Do Mr. Brown and his party really deserve blame for the crisis here? Yes and no.
Mr. Brown bought fully into the dogma that the market knows best, that less regulation is more. In 2005 he called for “trust in the responsible company, the engaged employee and the educated consumer” and insisted that regulation should have “not just a light touch but a limited touch.” It might as well have been Alan Greenspan speaking.
There’s no question that this zeal for deregulation set Britain up for a fall. […] But here’s the thing. While Mr. Brown and his party may deserve to be punished, their political opponents don’t deserve to be rewarded.
After all, would a Conservative government have been any less in the thrall of free-market fundamentalism, any more willing to rein in runaway finance, over the past decade? Of course not.
And Mr. Brown’s response to the crisis — a burst of activism to make up for his past passivity — makes sense, whereas that of his opponents does not.
The Brown government has moved aggressively to shore up troubled banks. This has potentially put taxpayers on the hook for large future bills, but the financial situation has stabilized. Mr. Brown has backed the Bank of England, which, like the Federal Reserve, has engaged in unconventional moves to free up credit. And he has shown himself willing to run large budget deficits now, even while scheduling substantial tax increases for the future.
All of this seems to be working.

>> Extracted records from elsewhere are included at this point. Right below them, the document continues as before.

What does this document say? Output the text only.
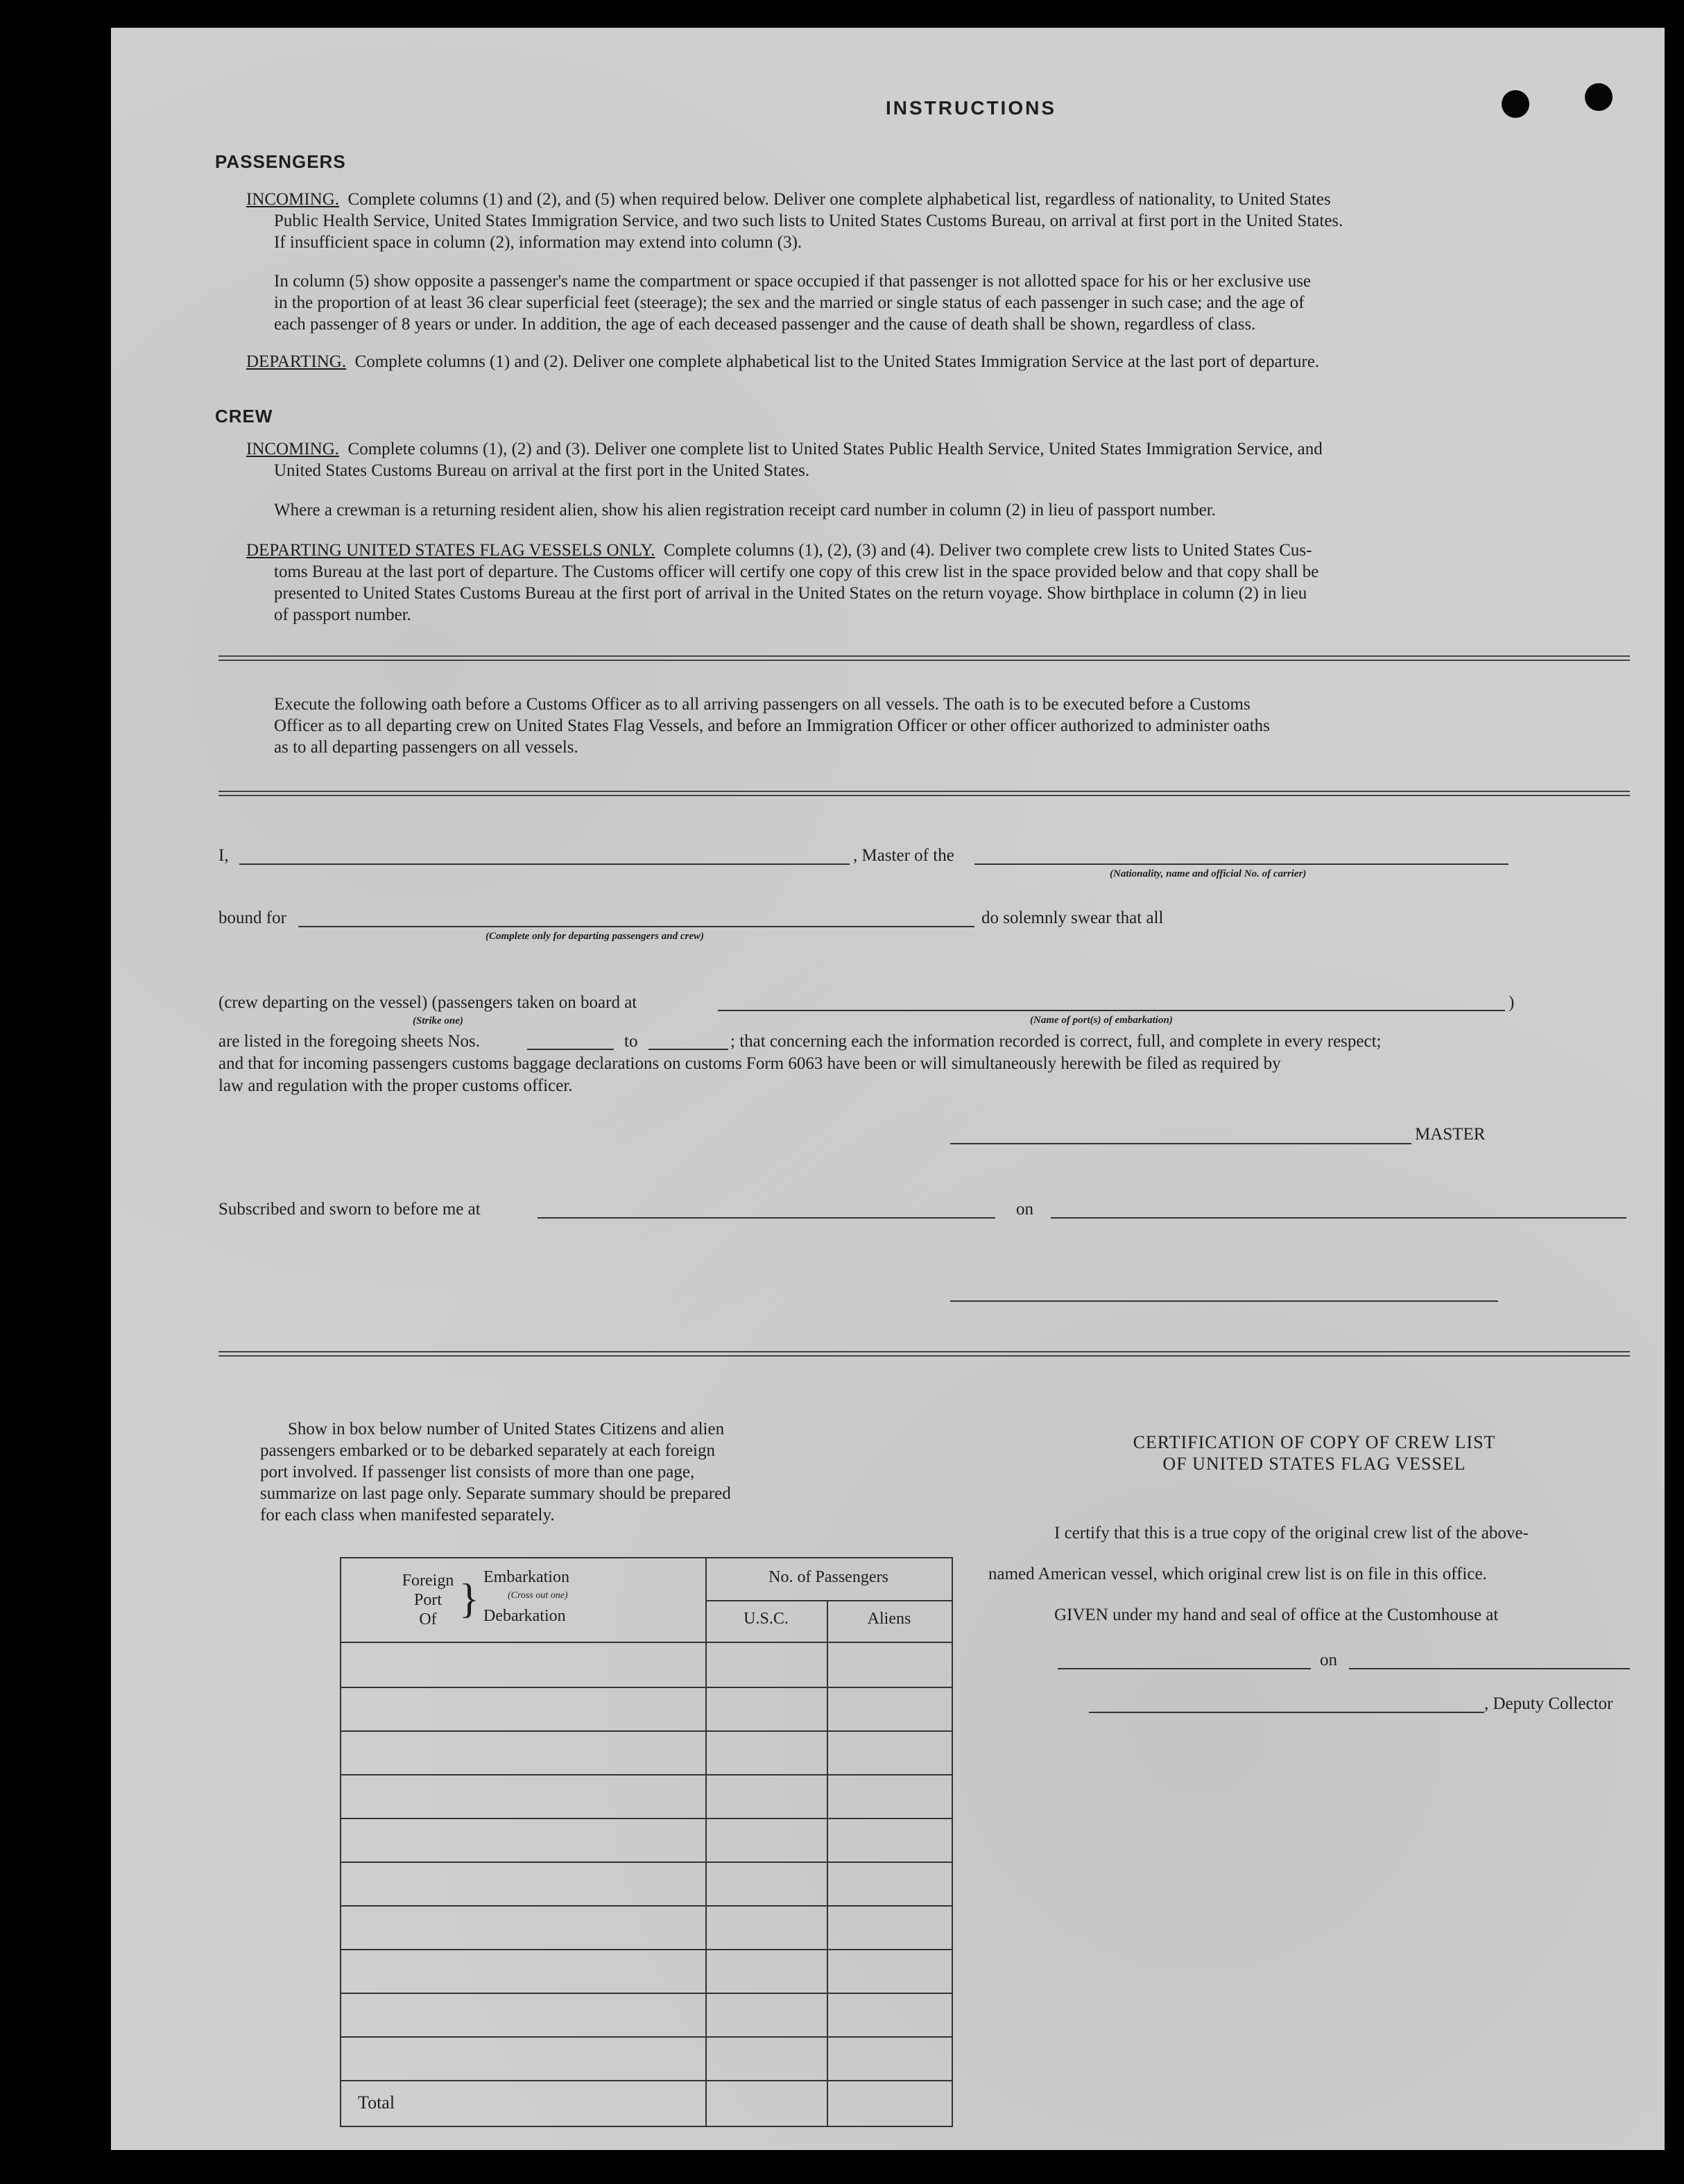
INSTRUCTIONS
PASSENGERS
INCOMING. Complete columns (1) and (2), and (5) when required below. Deliver one complete alphabetical list, regardless of nationality, to United States
Public Health Service, United States Immigration Service, and two such lists to United States Customs Bureau, on arrival at first port in the United States.
If insufficient space in column (2), information may extend into column (3).
In column (5) show opposite a passenger's name the compartment or space occupied if that passenger is not allotted space for his or her exclusive use
in the proportion of at least 36 clear superficial feet (steerage); the sex and the married or single status of each passenger in such case; and the age of
each passenger of 8 years or under. In addition, the age of each deceased passenger and the cause of death shall be shown, regardless of class.
DEPARTING. Complete columns (1) and (2). Deliver one complete alphabetical list to the United States Immigration Service at the last port of departure.
CREW
INCOMING. Complete columns (1), (2) and (3). Deliver one complete list to United States Public Health Service, United States Immigration Service, and
United States Customs Bureau on arrival at the first port in the United States.
Where a crewman is a returning resident alien, show his alien registration receipt card number in column (2) in lieu of passport number.
DEPARTING UNITED STATES FLAG VESSELS ONLY. Complete columns (1), (2), (3) and (4). Deliver two complete crew lists to United States Cus-
toms Bureau at the last port of departure. The Customs officer will certify one copy of this crew list in the space provided below and that copy shall be
presented to United States Customs Bureau at the first port of arrival in the United States on the return voyage. Show birthplace in column (2) in lieu
of passport number.
Execute the following oath before a Customs Officer as to all arriving passengers on all vessels. The oath is to be executed before a Customs
Officer as to all departing crew on United States Flag Vessels, and before an Immigration Officer or other officer authorized to administer oaths
as to all departing passengers on all vessels.
I,	, Master of the
(Nationality, name and official No. of carrier)
bound for
(Complete only for departing passengers and crew)
do solemnly swear that all
(crew departing on the vessel) (passengers taken on board at
(Strike one)	(Name of port(s) of embarkation)
)
are listed in the foregoing sheets Nos.	to	; that concerning each the information recorded is correct, full, and complete in every respect;
and that for incoming passengers customs baggage declarations on customs Form 6063 have been or will simultaneously herewith be filed as required by
law and regulation with the proper customs officer.
MASTER
Subscribed and sworn to before me at	on
Show in box below number of United States Citizens and alien
passengers embarked or to be debarked separately at each foreign
port involved. If passenger list consists of more than one page,
summarize on last page only. Separate summary should be prepared
for each class when manifested separately.
Foreign
Port
Of } Embarkation
(Cross out one)
Debarkation
No. of Passengers
U.S.C.	Aliens
Total
CERTIFICATION OF COPY OF CREW LIST
OF UNITED STATES FLAG VESSEL
I certify that this is a true copy of the original crew list of the above-
named American vessel, which original crew list is on file in this office.
GIVEN under my hand and seal of office at the Customhouse at
on
, Deputy Collector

Leading indicators have turned (slightly) positive, suggesting that Britain, whose competitiveness has benefited from the devaluation of the pound, will begin an economic recovery well before the rest of Europe.
Whilst the victories of hateful fascists across Europe are a grotesque articulation of anti-political feeling, resentment & bigotry, the victories of this hateful ensemble is largely symbolic. A loathsome symbol to be despised by all the right-minded and politically aware. They serve as warning to future voters. Yet, for now, they have little power.
In terms of the legislature, the gentle shift of the Europe further rightwards is more potent. The centre-left coalition shrank– the right is even more powerful.
As we reject New Labour we reject the ‘third way’ economics. The even more laissez-fair economics of the right awaits us.